PRESSION FORTE DES RADICAUX
« Abou Mohammed Al-Joulani est un politique. Il sait être transactionnel, mais il a plusieurs contraintes, analyse Patrick Haenni, chercheur invité à l’Institut universitaire européen de Florence. Il a gagné une révolution contre tous et a pris seul le pouvoir. Il a une instabilité maximale à gérer donc il s’appuie sur les gens en qui il a confiance, qui lui sont loyaux. Il subit une pression forte des radicaux et une forte visibilité des djihadistes. Son but premier est de consolider son contrôle. A ce stade, l’inclusivité n’est pas à l’ordre du jour, ce qui passe mal à l’international. »
A la tête du gouvernement de transition, Ahmed Al-Charaa a nommé Mohamed Al-Bachir, un technocrate issu des Frères musulmans, qui a été ministre du développement local et l’homme de contact avec les Nations unies lors du séisme de février 2023. Les onze ministres du gouvernement de salut d’Idlib ont été reconduits dans son gouvernement intérimaire. Il n’y a que des hommes, sunnites. « Il n’y a pas de ministre des affaires étrangères, ni de l’intérieur ni de la défense, ce qui suppose que ces fonctions régaliennes sont assumées par Jolani lui-même, dit Jihad Yazigi, rédacteur en chef de la lettre d’information Syria Report. Il va devoir déléguer une part de ses responsabilités, car la Syrie est plus complexe à gouverner qu’Idlib. Elle a des relations d’Etat à Etat, des ports et aéroports à gérer. »
Ce manque d’ouverture suscite aussi des craintes en interne, notamment des minorités religieuses. L’ambiguïté que la formation islamique entretient sur l’application de la charia, la loi islamique, ajoute à ces craintes. « Aux dirigeants chrétiens, il a parlé d’Etat civil charique, ce qui n’est pas très clair. HTC a tout son bagage idéologique et est confronté à une société plus diverse qu’à Idlib. S’il cherche à imposer la charia, on va entrer dans une zone de turbulences », estime Jihad Yazigi. Le nouveau gouverneur de Damas balaie, lui, ces inquiétudes d’un geste de la main. « La charia n’est pas appliquée à Damas (…). Nous sommes un pays qui a sa propre identité, mais regardez, vous pouvez être habillés ici comme bon vous semble », dit-il.
« ASSURER LA STABILITÉ SOCIALE »
Maher Marwan s’est fixé une feuille de route pendant la période de transition. « Nous ne sommes pas des magiciens. Ma mission sera davantage de déblayer des ruines que de construire. Notre priorité est de garantir la continuité du travail dans toutes les municipalités, d’assurer la stabilité sociale et la fourniture de services, ainsi que de collecter toutes les informations sur Damas et la Syrie pour mettre sur pied un plan de développement sur deux à cinq ans », dit-il.
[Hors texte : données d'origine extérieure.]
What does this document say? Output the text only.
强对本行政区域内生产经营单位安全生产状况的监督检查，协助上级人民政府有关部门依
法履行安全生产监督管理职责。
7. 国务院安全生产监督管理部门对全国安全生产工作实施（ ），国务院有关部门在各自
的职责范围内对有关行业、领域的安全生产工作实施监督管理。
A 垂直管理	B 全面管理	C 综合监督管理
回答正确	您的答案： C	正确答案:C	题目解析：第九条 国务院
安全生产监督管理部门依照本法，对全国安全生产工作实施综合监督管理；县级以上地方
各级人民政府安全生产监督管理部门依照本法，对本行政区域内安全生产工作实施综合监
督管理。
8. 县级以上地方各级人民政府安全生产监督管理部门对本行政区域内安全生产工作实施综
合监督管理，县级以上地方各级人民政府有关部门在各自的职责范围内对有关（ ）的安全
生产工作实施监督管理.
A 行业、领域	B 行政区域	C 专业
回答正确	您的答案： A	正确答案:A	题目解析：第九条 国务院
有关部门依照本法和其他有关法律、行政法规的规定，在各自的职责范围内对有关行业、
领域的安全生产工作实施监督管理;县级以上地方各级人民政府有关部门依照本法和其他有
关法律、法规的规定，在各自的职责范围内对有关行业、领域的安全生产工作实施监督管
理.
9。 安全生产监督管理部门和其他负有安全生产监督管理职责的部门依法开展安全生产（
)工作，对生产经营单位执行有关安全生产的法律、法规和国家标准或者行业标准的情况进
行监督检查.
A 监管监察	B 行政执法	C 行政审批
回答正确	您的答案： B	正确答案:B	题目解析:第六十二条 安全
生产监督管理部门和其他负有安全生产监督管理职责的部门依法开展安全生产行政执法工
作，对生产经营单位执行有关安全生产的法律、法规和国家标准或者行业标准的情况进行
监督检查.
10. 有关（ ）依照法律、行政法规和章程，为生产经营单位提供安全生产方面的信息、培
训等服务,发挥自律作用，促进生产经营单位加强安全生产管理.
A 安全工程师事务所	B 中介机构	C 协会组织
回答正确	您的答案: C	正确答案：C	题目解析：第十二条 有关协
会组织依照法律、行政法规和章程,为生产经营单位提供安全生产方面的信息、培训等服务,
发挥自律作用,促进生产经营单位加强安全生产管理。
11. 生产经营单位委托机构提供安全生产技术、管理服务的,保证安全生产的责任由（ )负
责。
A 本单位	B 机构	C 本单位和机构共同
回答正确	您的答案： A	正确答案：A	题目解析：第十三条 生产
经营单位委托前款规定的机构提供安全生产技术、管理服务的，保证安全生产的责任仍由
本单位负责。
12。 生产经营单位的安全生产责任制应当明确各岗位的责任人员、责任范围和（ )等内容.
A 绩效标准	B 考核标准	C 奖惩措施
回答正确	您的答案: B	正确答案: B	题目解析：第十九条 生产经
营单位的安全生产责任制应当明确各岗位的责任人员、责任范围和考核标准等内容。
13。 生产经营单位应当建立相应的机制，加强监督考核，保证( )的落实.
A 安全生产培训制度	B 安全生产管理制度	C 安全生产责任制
Les employés, dont nombreux sont alaouites – une secte dissidente du chiisme à laquelle Bachar Al-Assad appartient –, ont été invités à revenir travailler. « On dit Abou Mohammed Al-Joulani influencé par l’effondrement de l’Etat irakien (en 2003), donc il veut garder l’appareil d’Etat baasiste », dit Jihad Yazigi. Cette formation, au pouvoir depuis plus de cinquante ans, a annoncé le 11 décembre la suspension, jusqu’à nouvel ordre, de ses activités. Les dossiers des employés seront étudiés au cas par cas, promet le gouverneur de Damas, qui dit avoir demandé à la direction de HTC d’augmenter les salaires de 300 %. Abou Mohammed Al-Joulani s’y est engagé.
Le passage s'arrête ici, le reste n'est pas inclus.